Mixed convection in rectangular cavities at various aspect ratios with moving isothermal sidewalls and constant flux heat source on the bottom wall

Mixed convection heat transfer in a two-dimensional rectangular cavity with constant heat flux from partially heated bottom wall while the isothermal sidewalls are moving in the vertical direction is studied numerically. The enclosure represents a practical system such as an air-cooled electronic device, where cooling from the sides is expected to be an efficient electronic cooling option. The heat source represents a heater or an electronic component located at the bottom in such an enclosure. Several different values of the heat source length, the aspect ratio of the cavity, as well as symmetric and asymmetric placement of the heat source are considered. All computations are done for a range of Richardson number from 0.1 to 10. The influence of the Richardson number, heat source length, placement of the heat source, and aspect ratio of the cavity, on the maximum temperature and the Nusselt number at the heat source surface is investigated.
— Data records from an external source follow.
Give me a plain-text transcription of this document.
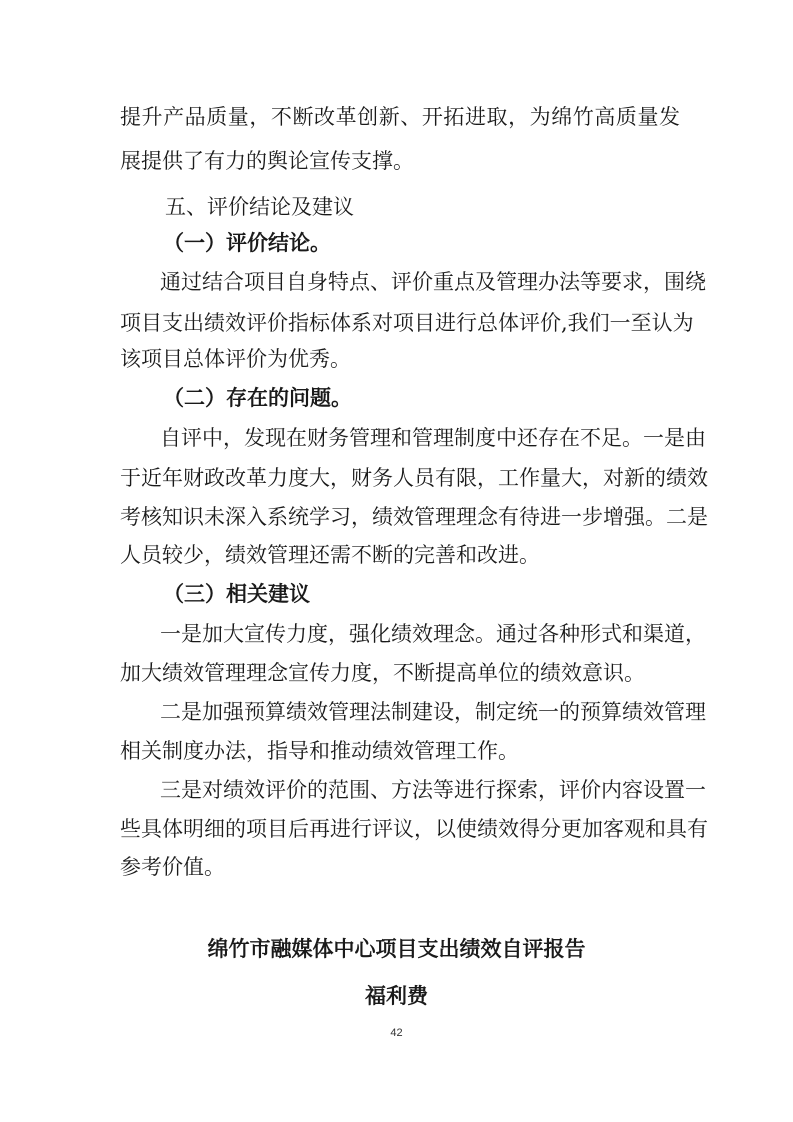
提升产品质量，不断改革创新、开拓进取，为绵竹高质量发
展提供了有力的舆论宣传支撑。
五、评价结论及建议
（一）评价结论。
通过结合项目自身特点、评价重点及管理办法等要求，围绕
项目支出绩效评价指标体系对项目进行总体评价,我们一至认为
该项目总体评价为优秀。
（二）存在的问题。
自评中，发现在财务管理和管理制度中还存在不足。一是由
于近年财政改革力度大，财务人员有限，工作量大，对新的绩效
考核知识未深入系统学习，绩效管理理念有待进一步增强。二是
人员较少，绩效管理还需不断的完善和改进。
（三）相关建议
一是加大宣传力度，强化绩效理念。通过各种形式和渠道，
加大绩效管理理念宣传力度，不断提高单位的绩效意识。
二是加强预算绩效管理法制建设，制定统一的预算绩效管理
相关制度办法，指导和推动绩效管理工作。
三是对绩效评价的范围、方法等进行探索，评价内容设置一
些具体明细的项目后再进行评议，以使绩效得分更加客观和具有
参考价值。
绵竹市融媒体中心项目支出绩效自评报告
福利费
42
Results are presented in the form of streamline and isotherm plots as well as the variation of the maximum temperature and Nusselt number at the heat source surface under different conditions. The pressure-velocity coupling in the governing equations is achieved using the well-known SIMPLE method for numerical computation. The computational procedure is based on finite volume collocated mesh. The linear algebraic system of equations is solved sequentially using the strongly implicit procedure (SIP).